Representability is a sensory capacity of the psychic apparatus that makes it possible for an object that is absent to be made present in the form of an image. It is active in the process of hallucination, artistic creation, and the dream work, where latent and abstract thoughts are transformed into visual images.
The notion of representability appears in chapter 6 of The Interpretation of Dreams (1900a) titled "The Dream Work," in which Sigmund Freud explores the relationship between manifest content and latent thoughts, and the psychic means used in the selection and transformation of abstract thoughts into visual images. It is also found in chapter 7, "The Psychology of the Dream-Processes," where the focus is on the dream's instinctual force, understood as a wish-fulfillment by means of regression to sensory images.
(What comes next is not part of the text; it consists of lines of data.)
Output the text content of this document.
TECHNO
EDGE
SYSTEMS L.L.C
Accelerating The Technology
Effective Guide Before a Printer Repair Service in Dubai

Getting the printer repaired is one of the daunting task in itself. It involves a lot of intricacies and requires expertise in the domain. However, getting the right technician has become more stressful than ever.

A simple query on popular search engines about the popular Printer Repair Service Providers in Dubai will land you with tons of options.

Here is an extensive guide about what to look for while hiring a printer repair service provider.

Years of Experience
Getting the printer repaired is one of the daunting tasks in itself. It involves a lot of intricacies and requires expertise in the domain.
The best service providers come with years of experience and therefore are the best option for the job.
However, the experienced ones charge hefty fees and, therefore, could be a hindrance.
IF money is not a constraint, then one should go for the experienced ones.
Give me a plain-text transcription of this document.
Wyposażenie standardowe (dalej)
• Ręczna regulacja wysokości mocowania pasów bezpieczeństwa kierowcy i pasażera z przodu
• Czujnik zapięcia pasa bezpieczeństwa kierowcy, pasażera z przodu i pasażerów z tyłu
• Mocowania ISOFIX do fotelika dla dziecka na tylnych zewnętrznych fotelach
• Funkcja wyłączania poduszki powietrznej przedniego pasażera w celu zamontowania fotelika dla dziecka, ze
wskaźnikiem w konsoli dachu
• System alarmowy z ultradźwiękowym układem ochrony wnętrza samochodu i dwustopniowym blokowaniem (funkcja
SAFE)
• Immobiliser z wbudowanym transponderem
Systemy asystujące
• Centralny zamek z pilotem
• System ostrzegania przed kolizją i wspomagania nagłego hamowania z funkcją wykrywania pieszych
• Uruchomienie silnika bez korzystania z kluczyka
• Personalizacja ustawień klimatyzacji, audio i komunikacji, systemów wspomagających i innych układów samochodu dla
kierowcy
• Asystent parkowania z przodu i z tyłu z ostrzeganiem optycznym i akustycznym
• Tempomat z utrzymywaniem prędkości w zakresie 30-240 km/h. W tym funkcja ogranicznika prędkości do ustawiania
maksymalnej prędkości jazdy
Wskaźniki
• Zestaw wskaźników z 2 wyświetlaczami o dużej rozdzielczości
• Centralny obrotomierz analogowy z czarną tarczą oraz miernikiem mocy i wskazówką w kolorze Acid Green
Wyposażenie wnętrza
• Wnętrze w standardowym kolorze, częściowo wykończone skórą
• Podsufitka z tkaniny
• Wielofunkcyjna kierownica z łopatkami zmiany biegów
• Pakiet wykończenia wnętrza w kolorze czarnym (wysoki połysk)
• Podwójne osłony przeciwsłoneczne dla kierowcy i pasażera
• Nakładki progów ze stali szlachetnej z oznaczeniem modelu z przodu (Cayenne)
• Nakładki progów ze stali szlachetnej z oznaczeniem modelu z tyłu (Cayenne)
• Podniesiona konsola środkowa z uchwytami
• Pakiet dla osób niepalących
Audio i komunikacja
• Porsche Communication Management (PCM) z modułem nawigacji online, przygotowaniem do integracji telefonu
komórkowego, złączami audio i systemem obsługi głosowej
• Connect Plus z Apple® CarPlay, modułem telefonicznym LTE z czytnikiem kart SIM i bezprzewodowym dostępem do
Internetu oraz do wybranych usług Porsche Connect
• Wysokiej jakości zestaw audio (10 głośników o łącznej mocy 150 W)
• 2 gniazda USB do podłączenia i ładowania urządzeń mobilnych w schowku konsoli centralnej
In the mind's use of representability, abstract thoughts are transformed into pictorial language. Among the means involved are condensation through selection of overdetermined elements, and displacement of psychic intensities along associative chains. The omission of logical and causal relationships that cannot be represented is reminiscent of the plastic arts, but the reduction to condensed terms also resembles the work of poetry, and the ambiguous syntax obtained by plays on words. The aim of this work is to make it possible for free-flowing energy to be attracted to visual images while at the same time satisfying the mind's endopsychic censorship by means of these distortions. Primary representation-compulsion, noted in Herbert Silberer's account of self-symbolization, should not lead us to overlook the aim of this formal regression governed by the primary process: putting an end to internal tension and "re-finding" the sensory trace of the object and the illusion of its presence. In so doing, the dream hallucinatorily fulfills a wish, and the regression is both temporal and topographical insofar as the wish is unconscious and dates from childhood.
In "A Metapsychological Supplement to the Theory of Dreams" (1916-17f ), his perspective expanded by metapsychology, Freud delineated the hallucinatory process in its topographical and psycho-pathological dimensions. Representability involves a conscious cathexis of an instinctual demand; a negative hallucination makes it possible to deny the perception of reality.
In "Du langage pictural au langage de l'interprète" (From pictorial language to the language of the interpreter; 1980), with regard to psychosis, Piera Aulagnier returned to the idea that a consideration of representability is necessary for the analyst's interpretation to be dynamically effective, with regard to particular modes of thought that remain fixed to thing-presentations.
The term representability poses the same problems of translation as the term representation, which is used to render two different German terms: Darstellung and Vorstellung. Indeed the English terms do not capture the connotation, inherent in the German Stellung-da, of the presence of the object that is associated with all hallucinatory productions.
See also: Dream work; Interpretation of Dreams, The ; Representability, considerations of; Screen memory; Visual.
Aulagnier, Piera. (1980). Du langage pictural au langage de l'interprète. Topique, 26, 29-54.
Botella, César, and Botella, Sára. (2001). La Figurabilité psychique. Lausanne and Paris: Delachaux & Niestlé.
Freud, Sigmund. (1900a). The interpretation of dreams. Part I, SE, 4: 1-338; Part II, SE, 5: 339-625.
——. (1916-17f ). A metapsychological supplement to the theory of dreams. SE, 14: 217-35.